Finder of the New Day Without Himself Gone

This old man pranced around the heavy bag and tried to look like a boxer. He was breathing for three lungs. The coaches were stood around imploring him on, “Last minute Russ; come on mate, last minute!” Then one of the coaches said, “You’ve got a right hand too Russ!” and that did it. Though his arms were ready to fall off, his legs begged to die and his lungs burned like fire, it was the heart that bit down, saw red and bludgeoned that heavy bag with everything he had. That he was old didn’t bother him. In truth, he would have been happy to die with his gloves on. So he mixed it up with slick combinations; putting sting on his shots; moving in and out, side to side. He lunged in, threw an overhand right and the bag made a sound like a humpback hitting the water. And the old man skipped back like a ballet dancer, catching the bag with a sweet left hook as it swung back at him. He heard the beeps for the last ten seconds and felt it rise again in him. He refused to be beaten by his old body. And his old body was a wimp and he told it so. It just wanted to lie down. So the old man gave it an ultimatum: he said it could either help him fight these next ten seconds and leave a part of itself in the gym, or it could pack up and die and he was happy with either outcome. The body, his body, wasn’t even given time to answer. Russ, the old man, popped and thumped the bag with rapid combinations; jabs, backhands, hooks, uppercuts; darting around the bag, letting it swing by him…a centimetre from his nose; snapping jabs out, bouncing on his feet as though he weighed nothing. The body was so overheated that steam rose off it, like a racehorse. “You can die if you need to.” The old man said to his weak body, “I can’t give up.”

“Time!” said the coach.

Russ answered his arms call to hang by his sides, his legs to keep still and straight…his lungs gulped down more air than they could manage.

This was the thing…

For Russ, he faced Death. It had been grinning at him all day. In the darkness of his studio, when he was supposed to work, Death showed him pictures of all the people he loved dead or dying. It broke him down, tried to make him vulnerable; drunk on its blackness. Death wanted Russ to lay down and cry, to call for him, to desire him. Death was a lonely individual. And although Russ was lonely, he wasn’t going to start entertaining this dark hooded fucker. But he decided, as Death had been showing him so much attention, to invite him along to the gym. Death followed him, like a stray dog on the promise of a feed. And so Death, tails wagging, takes Russ to the heavy bag and goads him. And Death thrives on the fact that people fear him; he finds it very attractive in a prospective corpse. So Russ is training. And the old man needs to go all the way to the end, if that’s the way it’s going to be. Only thing is, Death doesn’t believe that Russ has the gonads for it.

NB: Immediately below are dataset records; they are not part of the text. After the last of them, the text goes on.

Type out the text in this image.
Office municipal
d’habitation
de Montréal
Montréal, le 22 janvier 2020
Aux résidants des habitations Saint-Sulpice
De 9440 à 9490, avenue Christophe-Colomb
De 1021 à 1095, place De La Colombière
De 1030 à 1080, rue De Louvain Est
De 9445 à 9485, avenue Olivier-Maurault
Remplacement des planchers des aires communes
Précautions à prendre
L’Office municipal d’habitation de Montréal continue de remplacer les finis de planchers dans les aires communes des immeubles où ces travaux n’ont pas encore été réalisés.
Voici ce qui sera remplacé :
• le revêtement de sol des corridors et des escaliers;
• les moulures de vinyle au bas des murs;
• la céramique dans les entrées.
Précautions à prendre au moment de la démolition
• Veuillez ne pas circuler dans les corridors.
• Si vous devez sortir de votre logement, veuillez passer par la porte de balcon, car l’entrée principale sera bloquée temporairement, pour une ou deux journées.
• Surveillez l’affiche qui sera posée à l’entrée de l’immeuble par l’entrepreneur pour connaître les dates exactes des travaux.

So he teases Russ. Sings his body a lullaby of fear; it responds, demanding that Russ slow down or, preferably, stop. But Russ has gone beyond the point of packing it in willingly. He is in a groove and, at the coaches comments, decides that a physical death would be much preferable to the one he’d certainly suffer from stopping. And, as the ten second beeps count down, Death’s cock shrinks smaller and smaller. Though he manages to steal six months from Russ, he does not take his life. And Russ knows that Death has disappeared, for now. There is no longer that smell in the air; the smell of the river, the storm, the fresh morning the day after you die. It has disappeared.

“Good last round,” the coach says.

And Russ tells himself, ‘Boy, you’re still here.’